In a dizzying turn of events, Florida's largest county abruptly stopped recounting votes, sending Gore's lawyers scrambling back to court to keep a ballot-by-ballot fight for the White House grinding away. Bush asked the US Supreme Court to shut down all the recounts or risk a constitutional crisis.
"I won the vote in Florida," Republican candidate Bush said Wednesday -- a point that could hardly be more in dispute. He accused the Democrats of monkeying with laws to reverse the election's "legitimate result."
Away from the courts and counting rooms, Republican vice presidential candidate Dick Cheney, who had had three heart attacks a decade ago, was hospitalized for chest pains and later underwent surgery to implant an artery-clearing device.
Late in the day, doctors said he had suffered "a very slight heart attack." They said he would recover fully.
Bush was temporarily reeling from a Florida Supreme Court ruling late Tuesday night that said manual recounts could continue until Sunday in the state that will determine America's 43rd president. Bush is clinging to a 930-vote lead out of six million cast.
Standing in front of a presidential-blue backdrop, the Texas governor accused the Florida Supreme Court of overreaching, and he had choice words for Democrats, too. "I believe Secretary Cheney and I won the vote in Florida. And I believe some are determined to keep counting in an effort to change the legitimate result," he said.

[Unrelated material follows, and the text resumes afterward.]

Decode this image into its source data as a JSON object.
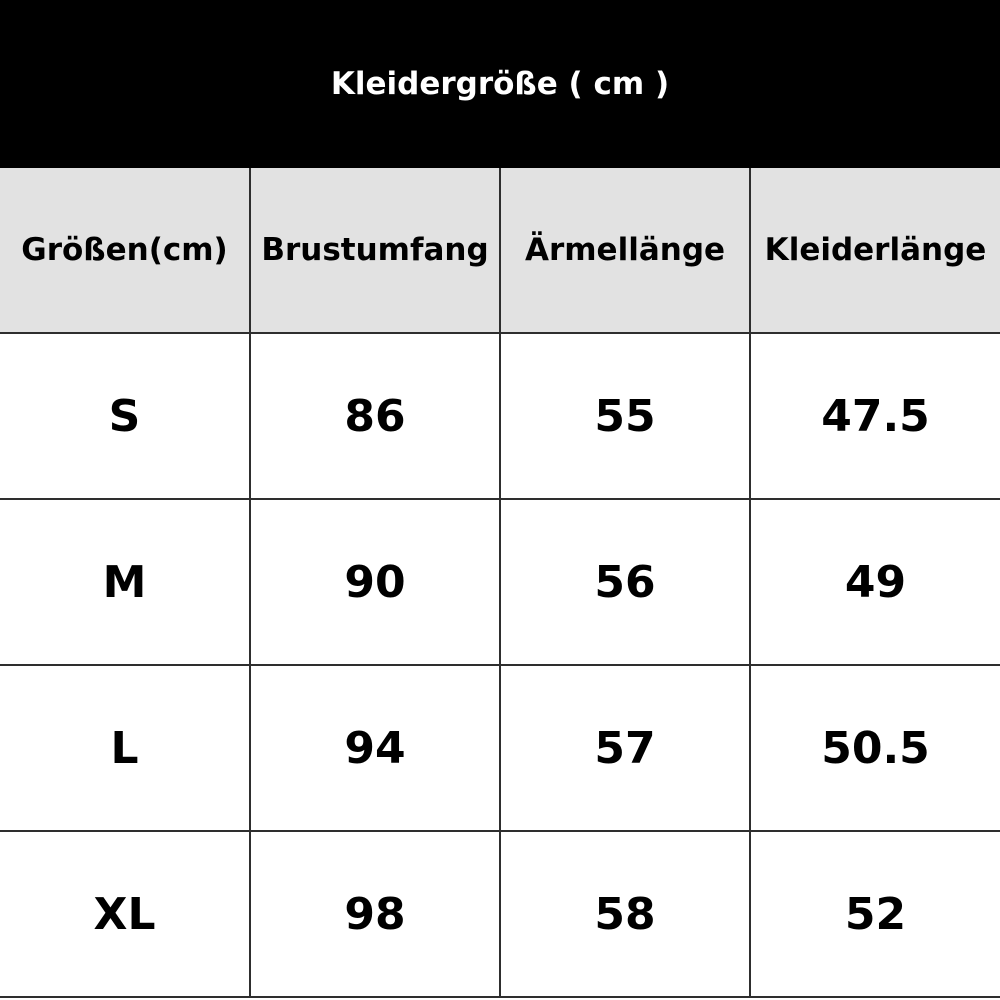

Bush's fortunes shifted with stunning speed. Within two hours of his news conference, a three-member elections board in predominantly Democratic Miami-Dade voted to scrap its recount. If the decision stands, Gore's presidential dreams would rest with two other southeast coast counties -- Palm Beach and Broward -- where his advisers feared there were not enough votes to catch Bush.
Gore appealed the Miami-Dade decision, but a state appeals court refused Wednesday night to force a return to recount work. Democrats said they would appeal to the Florida Supreme Court.
Seniors advisers said the vice president's slimming prospects depended upon the two remaining counties broadening their standards for validating votes, no sure thing, or if a court forces Miami-Dade to recount -- also a longshot.